"Ya ampun Rania, kenapa dari tadi bunda telfon gak diangkat?"
Terdengar suara lawan bicaranya dengan nada setengah cemas."Maaf banget bunda, aku baru dari bawah tadi, ponselnya gak aku bawa,"
Gadis yang baru saja masuk ke kamarnya sembari memegang sepotong roti tawar itu segera menerima panggilan. Ia melihat sudah ada 4 kali panggilan telepon yang sedari tadi berdering."Datang ke TX Restaurant setengah jam lagi ya, jangan sampai telat,"
"Kenapa tiba-tiba banget bun? Ada apa memangnya?" Rania tersentak kaget, tidak biasanya ibunya itu menyuruh pergi tiba-tiba, harus tepat waktu lagi.
"Bunda hari ini ada ketemuan dengan teman bunda, jadi temani bunda ya, Sampai jumpa nanti, Ingat! Jangan sampai telat, Hati-hati nak." Bundanya memutus panggilan.
Gadis itu melirik jam dinding di kamarnya, sekarang pukul setengah 5 sore, ia masih tidak paham, tetapi itu adalah perintah orangtuanya yang harus dilakukan.

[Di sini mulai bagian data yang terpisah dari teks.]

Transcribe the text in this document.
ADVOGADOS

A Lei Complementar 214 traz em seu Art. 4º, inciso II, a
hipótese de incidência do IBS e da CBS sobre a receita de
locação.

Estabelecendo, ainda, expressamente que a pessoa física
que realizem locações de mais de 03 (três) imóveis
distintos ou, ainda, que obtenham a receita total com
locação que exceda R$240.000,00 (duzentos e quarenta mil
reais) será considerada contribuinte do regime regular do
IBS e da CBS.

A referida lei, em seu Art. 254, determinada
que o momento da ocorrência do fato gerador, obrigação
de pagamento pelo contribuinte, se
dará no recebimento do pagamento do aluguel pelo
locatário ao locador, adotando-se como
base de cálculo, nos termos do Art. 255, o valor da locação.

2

Ia bergegas siap-siap karena waktunya tidak banyak.
Ia mengenakan atasan 'white blouse' dengan membiarkan rambutnya tergerai.Ia melirik arloji nya, ia telat 5 menit, jalan yang ia lewati macet, apa daya karena memang jam pulang kerja.
Matanya mengawasi satu persatu pengunjung Restaurant, mencari wajah ibunya.
Ibunya melambaikan tangan, memberikan isyarat.
Ibunya sedang duduk di bagian pojok Restaurant dengan ditemani seorang perempuan yang sepertinya sebaya dengannya, dan disebelah perempuan itu duduk remaja laki-laki yang sepertinya sebaya juga dengan Rania.'Tunggu, apa ini perjodohan?' Batin Rania menebak-nebak.
Kemudian ia putuskan dengan terus berjalan ke meja itu.
"Assalamualaikum semua," Sapanya dengan senyuman.
Teman ibunya menengok, begitu juga dengan remaja laki-laki itu.
"Waalaikumsalam, Hai Ran!" Ujar si remaja laki-laki itu, ia nampaknya sejak tadi sudah tidak sabar ingin cepat-cepat bertemu.Matanya tiba-tiba membesar, ia sangat kaget.
"Raka???" Ia menutup mulutnya, sangat tidak percaya dengan apa yang dilihatnya.
"Aku udah bilang sist, pasti reaksinya kayak gini," Bundanya membisikkan kepada temannya.
"Lebih cantik daripada yang aku lihat difoto," temannya menjawab, tersenyum."Jadi gini, bunda dan ibunya Raka itu berteman sudah cukup lama. Bunda gak tahu kalau ternyata Raka teman 1 SMA kamu, bunda baru tahu setelah ibunya Raka bilang kalau anaknya juga sekolah di SMA Merpati," Bundanya terseyum menjelaskan.
Rania masih menatap wajah bundanya tidak percaya.
"Santai aja, kamu bisa panggil saya 'Tante Suci' " perempuan itu tersenyum melihat ke arah Rania.Rania mengangguk dan tersenyum juga.
"Silahkan pesan saja menu nya," kemudian perempuan itu memanggil pelayan dan memilihkan beberapa menu.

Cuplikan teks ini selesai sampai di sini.